Der Angeklagte ist mit Urteil vom 27.04.2022 wegen unerlaubten Handeltreibens mit Betäubungsmitteln in zwölf Fällen (Taten Ziffern 1 bis 12), wegen unerlaubten Handeltreibens mit Betäubungsmitteln in nicht geringer Menge (Tat Ziffer 13) und wegen unerlaubten Besitzes von 1,6 Gramm Marihuana zum Eigenkonsum in Tateinheit mit unerlaubtem Besitz eines Schlagrings (Tat Ziffer 14) unter Einbeziehung einer wegen Raubes in Tateinheit mit vorsätzlicher Körperverletzung und mit Freiheitsberaubung verhängten Freiheitsstrafe von einem Jahr und drei Monaten zu einer Gesamtfreiheitsstrafe von zwei Jahren und acht Monaten verurteilt worden.

Für die Taten Ziffern 1, 3, 4, 8, 10 und 11 setzte das verurteilende AG es jeweils Einzelfreiheitsstrafen von einem Jahr, für die Taten Ziffern 2, 5, 6, 7 und 9 jeweils Einzelfreiheitsstrafen von einem Jahr und einem Monat, für die Tat Ziffer 12 eine Einzelfreiheitsstrafe von einem Jahr und zwei Monaten und für die Tat Ziffer 13 unter Annahme eines minder schweren Falls eine Einzelfreiheitsstrafe von einem Jahr und drei Monaten fest. Für die Tat Ziffer 14 setzte das Amtsgericht eine Einzelfreiheitsstrafe von drei Monaten, die es dem Strafrahmen des § 29 Abs. 1 BtMG entnahm, fest.

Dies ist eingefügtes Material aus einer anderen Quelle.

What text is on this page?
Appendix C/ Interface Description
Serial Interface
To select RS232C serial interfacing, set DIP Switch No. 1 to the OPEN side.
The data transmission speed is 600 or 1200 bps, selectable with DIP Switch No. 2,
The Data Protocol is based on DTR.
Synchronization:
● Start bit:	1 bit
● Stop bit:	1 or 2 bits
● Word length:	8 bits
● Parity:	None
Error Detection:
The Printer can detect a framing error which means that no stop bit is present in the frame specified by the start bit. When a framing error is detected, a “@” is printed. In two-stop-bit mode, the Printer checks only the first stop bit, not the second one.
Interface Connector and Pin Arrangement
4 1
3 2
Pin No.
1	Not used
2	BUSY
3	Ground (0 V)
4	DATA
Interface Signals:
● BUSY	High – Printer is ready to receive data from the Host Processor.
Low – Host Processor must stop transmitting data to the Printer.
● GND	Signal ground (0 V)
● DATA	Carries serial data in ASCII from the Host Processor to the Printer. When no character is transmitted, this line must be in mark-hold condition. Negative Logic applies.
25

Bei der Strafzumessung wertete das verurteilende AG zu Gunsten des Verurteilten dessen weitgehendes bzw. hinsichtlich Tat Ziffer 14 umfassendes Geständnis, dass es sich durchweg um eine sog. weiche Droge gehandelt hatte, dass es sich in den Fällen der Taten Ziffern 1 bis 12 und 14 jeweils um kleine bzw. sehr kleine Mengen gehandelt hatte, dass es in den Fällen der Taten Ziffern 1, 4, 8, 10 und 13 zu einer Übergabe der Drogen jeweils nicht gekommen war und dass im Fall der Tat Ziffer 14 das Marihuana und der Schlagring hatten sichergestellt werden können und der Verurteilte bereitwillig auf den Schlagring verzichtet hatte. Entsprechend gelangte das Amtsgericht zu dem Ergebnis, dass sämtliche Strafen am untersten Rand des jeweils eröffneten Strafrahmens verbleiben könnten. Zulasten des Verurteilten wertete das Amtsgericht hingegen, dass der Verurteilte mit erheblicher krimineller Energie und professionell vorgegangen war, zumal die Tat Ziffer 13, auch wenn das Geschäft letztlich nicht vollzogen worden war, eine große Menge Drogen zum Gegenstand gehabt hatte. Bei der Bildung der Gesamtstrafe unter Einbeziehung der Vorverurteilung nahm es aufgrund des zeitlichen und situativen Zusammenhangs der Taten einen straffen Zusammenzug vor und erachtete unter Berücksichtigung sämtlicher für und gegen den Angeklagten sprechenden Umstände eine Gesamtfreiheitsstrafe von zwei Jahren und acht Monaten für tat- und schuldangemessen.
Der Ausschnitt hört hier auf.